Murrisk in mourning after death of ‘great character’ in Kilsallagh crash
FATAL car crash. It is not the news that anyone wants to hear as a New Year dawns. But early yesterday one elderly mother, her family and the tightly-knit community of Murrisk, near Westport, was enveloped in deep shock and sadness as news broke of the death, after a road traffic accident, of local farmer and community volunteer Michael Joe Gavin (52).
The popular bachelor, who lived for over a half of a century in the shadow of the holy mountain, Croagh Patrick, was involved in a single-vehicle road traffic accident near Kilsallagh, about four miles from Louisburgh, at around 12.35am yesterday morning (Monday).
Fortunately, both the driver, Noel Gavin (23), and another passenger, John Sammin (19) were uninjured in the crash, which reportedly involved the Peugeot transit van, in which they were travelling from Louisburgh, hitting an embankment on a corner near the old Kilsallagh schoolhouse.
Tragically, Michael Joe Gavin was pronounced dead at the scene. Westport gardaí confirmed that the road would remain closed for much of yesterday for a Forensic Collision investigation.
The late Mr Gavin is survived by his mother, Babs, and brothers, Austin and John, with whom he lived in the family home. Another brother, Chris Gavin runs a well-known taxi service in Murrisk, while his sister, Joan Gardiner, a former member of staff at Mayo County Council, lives in Belclare, Co Galway.
Speaking to The Mayo News yesterday, Johnny Groden of Murrisk Development Association, said the community was reeling from the news.
“Michael Joe was a jolly man and a great character and everyone knew him. He not only worked on many of the social schemes here in the village, he also contributed much on a voluntary level. He was always available to help his neighbours,” Mr Groden said.
Other members of the small community contacted by The Mayo News declined to comment saying they were ‘too shocked’.
Garda cutbacks risk road safety
MEANWHILE, Jim Higgins, an MEP for the North West, warned yesterday that cutting garda resources in 2012 for road policing would be a retrograde step.
“We’ve come a long way in just six years since the RSA (Road Safety Authority) was set up. Fellow MEPs on the Transport Committee have asked me during the last two years what exactly Ireland has done to cut the carnage.
“I tell them that there is no one magic solution to road safety, rather a range of measures such as hard hitting ads, education campaigns, changes to the law, improved infrastructure, the RSA, but above all better respect for the rules of the road by drivers through more visible enforcement by the Garda Traffic Corps. We all have that instant reaction when we see a Garda car to check our speed, and to double-check everyone is belted up,” Jim Higgins said.
Echoing RSA Chairman Gay Byrne’s concerns about any possible break-up of the Garda Traffic Corps, Mr Higgins argued it would be a disaster for Ireland.

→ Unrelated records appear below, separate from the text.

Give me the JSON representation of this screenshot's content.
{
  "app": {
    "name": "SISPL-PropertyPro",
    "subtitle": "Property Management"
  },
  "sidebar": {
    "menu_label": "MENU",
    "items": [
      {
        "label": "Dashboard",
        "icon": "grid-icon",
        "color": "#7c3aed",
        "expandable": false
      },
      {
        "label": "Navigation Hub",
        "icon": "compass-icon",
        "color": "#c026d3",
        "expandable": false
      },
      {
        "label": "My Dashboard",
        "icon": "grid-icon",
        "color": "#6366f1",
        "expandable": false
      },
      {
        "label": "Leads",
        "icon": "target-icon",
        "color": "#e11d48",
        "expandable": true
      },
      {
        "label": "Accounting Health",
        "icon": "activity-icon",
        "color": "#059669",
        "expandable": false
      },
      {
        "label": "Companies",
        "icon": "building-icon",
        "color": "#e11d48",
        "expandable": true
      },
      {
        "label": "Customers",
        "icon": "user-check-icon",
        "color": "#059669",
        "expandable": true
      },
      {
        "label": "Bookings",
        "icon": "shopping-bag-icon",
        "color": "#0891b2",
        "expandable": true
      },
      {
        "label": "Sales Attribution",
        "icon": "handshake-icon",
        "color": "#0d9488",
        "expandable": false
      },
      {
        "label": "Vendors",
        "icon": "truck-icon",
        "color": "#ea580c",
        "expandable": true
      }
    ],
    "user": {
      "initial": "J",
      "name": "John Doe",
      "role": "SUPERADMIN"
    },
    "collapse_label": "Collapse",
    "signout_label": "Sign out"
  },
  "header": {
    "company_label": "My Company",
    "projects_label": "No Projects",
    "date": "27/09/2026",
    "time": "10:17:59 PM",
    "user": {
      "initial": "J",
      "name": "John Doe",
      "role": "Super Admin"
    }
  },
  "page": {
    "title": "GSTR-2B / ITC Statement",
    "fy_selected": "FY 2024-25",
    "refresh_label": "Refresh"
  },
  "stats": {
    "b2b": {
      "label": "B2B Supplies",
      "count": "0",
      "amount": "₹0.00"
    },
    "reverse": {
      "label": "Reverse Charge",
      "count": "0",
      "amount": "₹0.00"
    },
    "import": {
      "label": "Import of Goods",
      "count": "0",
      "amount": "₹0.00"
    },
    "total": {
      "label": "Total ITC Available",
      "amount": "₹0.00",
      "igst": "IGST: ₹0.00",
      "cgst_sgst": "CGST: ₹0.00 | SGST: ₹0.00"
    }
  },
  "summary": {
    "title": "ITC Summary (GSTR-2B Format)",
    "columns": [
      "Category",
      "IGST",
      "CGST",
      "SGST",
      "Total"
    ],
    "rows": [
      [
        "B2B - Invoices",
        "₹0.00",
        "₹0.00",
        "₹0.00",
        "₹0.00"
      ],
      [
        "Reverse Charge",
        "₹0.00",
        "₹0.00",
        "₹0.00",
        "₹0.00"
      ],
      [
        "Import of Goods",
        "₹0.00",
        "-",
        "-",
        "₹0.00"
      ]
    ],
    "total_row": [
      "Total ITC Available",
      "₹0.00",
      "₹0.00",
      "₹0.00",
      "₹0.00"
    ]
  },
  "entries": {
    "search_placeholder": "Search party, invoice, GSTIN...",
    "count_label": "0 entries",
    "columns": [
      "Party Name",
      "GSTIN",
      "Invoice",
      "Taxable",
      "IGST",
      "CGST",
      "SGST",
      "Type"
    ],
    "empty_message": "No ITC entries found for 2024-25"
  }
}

“In 2011, 186 people were killed on the nation’s roads, compared to 212 last year, making Ireland’s roads the second safest in the EU just behind Malta. The problem facing us now is how do we continue to reduce the death rate further?
“Even with the reduced number of deaths in 2011, there are thousands of families facing into the New Year having had a relative either killed or seriously injured. Accidents don’t just happen, there are contributory factors and we must ensure that we continue to enforce the rules of the road with increased vigour,” Jim Higgins said.
Record drop in road deaths
PROVISIONAL road casualty figures for 2011 published on New Year’s Day show that road deaths throughout the country have fallen below 200 for the first time since road deaths were recorded in 1959. Deaths have also fallen for their sixth consecutive year and this is the fourth year in a row where deaths have been a record low.
A total of 186 people tragically lost their lives on the country’s roads in 2011. This is 26 fewer fatalities compared to 212 deaths last year and 52 fewer deaths compared to 2009 when 238 people lost their lives on the roads.
Since the Road Safety Strategy 2007 to 2012 was introduced in 2007 road deaths have dropped by 50 per cent. When compared to the year before the introduction of the first ever road safety strategy in 1998, deaths have fallen by 59 per cent.
Mayo road deaths
ROAD Safety Officer with Mayo County Council, Noel Gibbons confirmed there were 12 deaths on Mayo’s roads in 2011. That is four more than in 2010. Fifteen people died on Mayo’s roads in 2005.